Я преувеличиваю светлые тона его белокурых волос, доходя до оранжевого, хрома, бледнолимонного. Позади его головы я пишу не банальную стену убогой комнатушки, а бесконечность – создаю простой, но максимально интенсивный и богатый синий фон, на какой я способен, и эта нехитрая комбинация светящихся белокурых волос и богатого синего фона дает тот же эффект таинственности, что звезда на темной лазури неба.
Точно тек же путем я шел и в портрете крестьянина, хотя в этом случае не стремился передать таинственный блеск неяркой звезды в беспредельном просторе. Я просто представил себе этого страшного человека в полуденном пекле жатвы, которого мне предстояло изобразить.
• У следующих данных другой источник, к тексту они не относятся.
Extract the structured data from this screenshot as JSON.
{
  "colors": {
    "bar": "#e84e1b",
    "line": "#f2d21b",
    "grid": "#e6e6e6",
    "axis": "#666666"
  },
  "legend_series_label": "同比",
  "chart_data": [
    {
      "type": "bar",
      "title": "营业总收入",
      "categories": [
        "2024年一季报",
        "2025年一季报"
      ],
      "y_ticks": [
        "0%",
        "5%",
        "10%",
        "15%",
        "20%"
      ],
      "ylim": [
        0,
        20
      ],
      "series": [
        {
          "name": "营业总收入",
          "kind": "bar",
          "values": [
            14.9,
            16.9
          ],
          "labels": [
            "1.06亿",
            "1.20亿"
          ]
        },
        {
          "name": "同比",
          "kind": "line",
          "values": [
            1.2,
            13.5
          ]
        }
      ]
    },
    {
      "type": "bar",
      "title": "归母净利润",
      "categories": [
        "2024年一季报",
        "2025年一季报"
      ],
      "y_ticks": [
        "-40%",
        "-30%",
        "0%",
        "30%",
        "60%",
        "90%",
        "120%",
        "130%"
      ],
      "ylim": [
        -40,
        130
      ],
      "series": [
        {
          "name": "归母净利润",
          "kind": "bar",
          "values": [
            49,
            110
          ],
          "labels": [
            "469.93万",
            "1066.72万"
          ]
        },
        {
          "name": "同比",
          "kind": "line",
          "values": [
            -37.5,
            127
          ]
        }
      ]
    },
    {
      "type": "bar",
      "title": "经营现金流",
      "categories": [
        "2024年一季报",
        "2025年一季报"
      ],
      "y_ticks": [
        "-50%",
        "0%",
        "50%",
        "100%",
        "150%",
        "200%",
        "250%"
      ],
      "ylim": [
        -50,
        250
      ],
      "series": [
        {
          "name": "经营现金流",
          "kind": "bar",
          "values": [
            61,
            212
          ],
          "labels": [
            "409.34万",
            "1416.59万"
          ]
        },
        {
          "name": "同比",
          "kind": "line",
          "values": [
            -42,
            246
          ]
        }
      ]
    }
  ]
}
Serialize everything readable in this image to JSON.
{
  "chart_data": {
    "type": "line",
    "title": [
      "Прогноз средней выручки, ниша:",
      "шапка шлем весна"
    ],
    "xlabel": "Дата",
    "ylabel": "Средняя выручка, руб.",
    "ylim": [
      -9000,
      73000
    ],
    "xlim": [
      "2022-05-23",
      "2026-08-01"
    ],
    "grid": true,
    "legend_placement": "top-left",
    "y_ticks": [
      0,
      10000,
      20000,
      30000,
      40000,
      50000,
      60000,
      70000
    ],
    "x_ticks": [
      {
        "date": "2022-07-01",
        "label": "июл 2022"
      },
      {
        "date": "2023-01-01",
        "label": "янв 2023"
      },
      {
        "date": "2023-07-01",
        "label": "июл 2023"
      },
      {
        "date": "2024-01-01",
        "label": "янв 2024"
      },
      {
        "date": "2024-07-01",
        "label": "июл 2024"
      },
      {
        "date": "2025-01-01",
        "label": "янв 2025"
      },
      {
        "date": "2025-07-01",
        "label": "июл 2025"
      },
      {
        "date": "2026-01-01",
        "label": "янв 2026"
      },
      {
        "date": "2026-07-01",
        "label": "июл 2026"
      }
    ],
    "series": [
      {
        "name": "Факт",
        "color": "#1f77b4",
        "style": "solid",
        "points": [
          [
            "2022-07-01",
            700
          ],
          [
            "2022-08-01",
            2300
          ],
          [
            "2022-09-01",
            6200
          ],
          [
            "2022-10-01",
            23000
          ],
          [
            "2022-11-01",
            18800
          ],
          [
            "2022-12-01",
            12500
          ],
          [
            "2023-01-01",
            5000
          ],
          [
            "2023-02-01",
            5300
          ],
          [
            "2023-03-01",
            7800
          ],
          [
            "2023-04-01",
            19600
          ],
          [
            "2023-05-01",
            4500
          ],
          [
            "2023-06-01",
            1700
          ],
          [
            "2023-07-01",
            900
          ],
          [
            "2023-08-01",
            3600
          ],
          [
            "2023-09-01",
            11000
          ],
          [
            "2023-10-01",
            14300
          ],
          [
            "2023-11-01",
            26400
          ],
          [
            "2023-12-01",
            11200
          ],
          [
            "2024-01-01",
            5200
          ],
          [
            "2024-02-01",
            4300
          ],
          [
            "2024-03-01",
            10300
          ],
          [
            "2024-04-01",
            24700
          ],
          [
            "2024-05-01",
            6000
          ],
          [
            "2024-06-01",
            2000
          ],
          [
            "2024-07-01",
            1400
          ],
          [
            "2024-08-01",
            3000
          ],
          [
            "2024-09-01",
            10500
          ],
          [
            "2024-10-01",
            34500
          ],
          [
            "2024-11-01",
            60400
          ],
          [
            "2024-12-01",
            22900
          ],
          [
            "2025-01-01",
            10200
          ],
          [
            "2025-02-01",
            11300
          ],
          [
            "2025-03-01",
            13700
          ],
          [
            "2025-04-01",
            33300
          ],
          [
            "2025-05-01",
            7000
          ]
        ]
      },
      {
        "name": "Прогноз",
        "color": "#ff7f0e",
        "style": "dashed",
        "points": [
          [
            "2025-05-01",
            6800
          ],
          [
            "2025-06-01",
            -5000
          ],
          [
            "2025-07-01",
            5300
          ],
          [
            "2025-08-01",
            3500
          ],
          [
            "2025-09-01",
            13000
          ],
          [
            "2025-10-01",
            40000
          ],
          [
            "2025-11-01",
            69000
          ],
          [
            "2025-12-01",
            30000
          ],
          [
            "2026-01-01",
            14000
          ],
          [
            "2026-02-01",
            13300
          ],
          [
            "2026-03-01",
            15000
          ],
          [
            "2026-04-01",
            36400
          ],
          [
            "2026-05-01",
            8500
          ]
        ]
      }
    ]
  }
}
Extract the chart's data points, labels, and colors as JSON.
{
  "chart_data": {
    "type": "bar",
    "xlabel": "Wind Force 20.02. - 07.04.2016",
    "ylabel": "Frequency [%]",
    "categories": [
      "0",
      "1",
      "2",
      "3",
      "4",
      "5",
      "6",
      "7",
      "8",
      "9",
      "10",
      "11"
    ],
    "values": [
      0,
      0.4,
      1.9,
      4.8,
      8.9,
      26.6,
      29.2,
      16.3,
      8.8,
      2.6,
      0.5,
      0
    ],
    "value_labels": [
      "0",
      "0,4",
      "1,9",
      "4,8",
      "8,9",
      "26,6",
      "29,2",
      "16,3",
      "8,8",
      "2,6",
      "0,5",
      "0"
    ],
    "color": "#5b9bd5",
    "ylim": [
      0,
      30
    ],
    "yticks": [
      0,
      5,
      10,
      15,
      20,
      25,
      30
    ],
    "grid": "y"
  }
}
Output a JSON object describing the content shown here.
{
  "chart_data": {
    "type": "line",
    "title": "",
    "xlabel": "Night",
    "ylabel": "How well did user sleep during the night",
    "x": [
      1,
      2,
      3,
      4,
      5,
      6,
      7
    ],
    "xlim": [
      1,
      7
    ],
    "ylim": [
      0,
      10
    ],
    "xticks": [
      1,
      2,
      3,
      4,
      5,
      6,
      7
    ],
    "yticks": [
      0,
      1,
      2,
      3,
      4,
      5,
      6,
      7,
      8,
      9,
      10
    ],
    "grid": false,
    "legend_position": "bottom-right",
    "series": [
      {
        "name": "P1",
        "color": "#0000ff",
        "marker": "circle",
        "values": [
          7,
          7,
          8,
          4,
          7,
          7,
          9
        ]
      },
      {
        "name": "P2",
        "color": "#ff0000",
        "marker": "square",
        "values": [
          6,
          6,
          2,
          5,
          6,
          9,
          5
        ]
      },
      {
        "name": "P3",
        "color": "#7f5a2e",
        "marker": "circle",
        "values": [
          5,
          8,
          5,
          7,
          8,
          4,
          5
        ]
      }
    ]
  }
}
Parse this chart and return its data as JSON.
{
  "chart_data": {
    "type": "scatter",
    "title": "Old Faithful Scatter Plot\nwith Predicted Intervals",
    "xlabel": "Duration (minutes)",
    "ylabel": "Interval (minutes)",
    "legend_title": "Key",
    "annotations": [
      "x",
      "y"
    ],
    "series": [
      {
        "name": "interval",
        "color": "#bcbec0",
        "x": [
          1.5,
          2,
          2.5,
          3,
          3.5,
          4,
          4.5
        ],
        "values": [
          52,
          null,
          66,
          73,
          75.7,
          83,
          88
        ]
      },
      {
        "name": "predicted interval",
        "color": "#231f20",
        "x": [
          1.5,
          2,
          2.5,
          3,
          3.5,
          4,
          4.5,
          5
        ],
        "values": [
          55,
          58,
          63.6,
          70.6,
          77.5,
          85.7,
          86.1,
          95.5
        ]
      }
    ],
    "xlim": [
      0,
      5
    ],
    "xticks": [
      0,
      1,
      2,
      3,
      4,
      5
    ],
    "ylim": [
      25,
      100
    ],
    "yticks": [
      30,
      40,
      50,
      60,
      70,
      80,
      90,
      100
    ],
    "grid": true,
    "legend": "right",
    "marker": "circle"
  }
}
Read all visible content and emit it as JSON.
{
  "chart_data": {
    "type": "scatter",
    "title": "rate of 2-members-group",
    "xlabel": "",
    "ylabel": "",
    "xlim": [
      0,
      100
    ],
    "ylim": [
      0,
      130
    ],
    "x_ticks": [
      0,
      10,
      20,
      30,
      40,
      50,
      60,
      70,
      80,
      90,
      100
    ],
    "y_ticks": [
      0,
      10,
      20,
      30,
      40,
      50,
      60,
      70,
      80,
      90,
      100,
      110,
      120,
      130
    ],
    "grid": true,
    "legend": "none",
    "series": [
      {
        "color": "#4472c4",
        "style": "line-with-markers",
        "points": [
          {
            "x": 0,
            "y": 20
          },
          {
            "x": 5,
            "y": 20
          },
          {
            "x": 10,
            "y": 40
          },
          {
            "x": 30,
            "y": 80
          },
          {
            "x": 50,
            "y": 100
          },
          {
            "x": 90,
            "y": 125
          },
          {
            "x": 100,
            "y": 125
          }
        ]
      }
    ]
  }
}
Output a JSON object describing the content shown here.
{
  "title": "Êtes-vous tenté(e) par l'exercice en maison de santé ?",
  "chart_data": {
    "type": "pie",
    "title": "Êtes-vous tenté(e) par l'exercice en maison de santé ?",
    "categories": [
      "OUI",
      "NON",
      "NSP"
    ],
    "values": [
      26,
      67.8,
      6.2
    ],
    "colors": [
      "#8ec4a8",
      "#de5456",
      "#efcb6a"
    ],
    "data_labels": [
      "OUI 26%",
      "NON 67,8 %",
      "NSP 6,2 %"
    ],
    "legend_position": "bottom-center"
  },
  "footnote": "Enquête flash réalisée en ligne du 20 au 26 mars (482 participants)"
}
Отсюда – оранжевые мазки, ослепительные, как раскаленное железо; отсюда же – тона старого золота, поблескивающего в сумерках.
И все-таки, дорогой мой брат, добрые люди увидят в таком преувеличении только карикатуру.
Но что нам в том? Мы читали «Землю» и «Жерминаль»; поэтому, изображая крестьянина, мы не можем не показать, что эти книги в конце концов срослись с нами, стали частью нас.
Не знаю, сумею ли я написать почтальона так, как я его чувствую; подобно папаше Танги, этот человек – революционер и, видимо, настоящий республиканец, потому что он искренне презирает ту республику, которой так довольны мы, и вообще несколько сомневается в самой идее республики, разочаровавшей его. Однажды я видел, как он пел «Марсельезу», и передо мною ожил 89-й год ~ не тот, что наступает, а тот, что наступил 99 лет назад. В нем было что-то в точности похожее на Делакруа, Домье, старых голландцев.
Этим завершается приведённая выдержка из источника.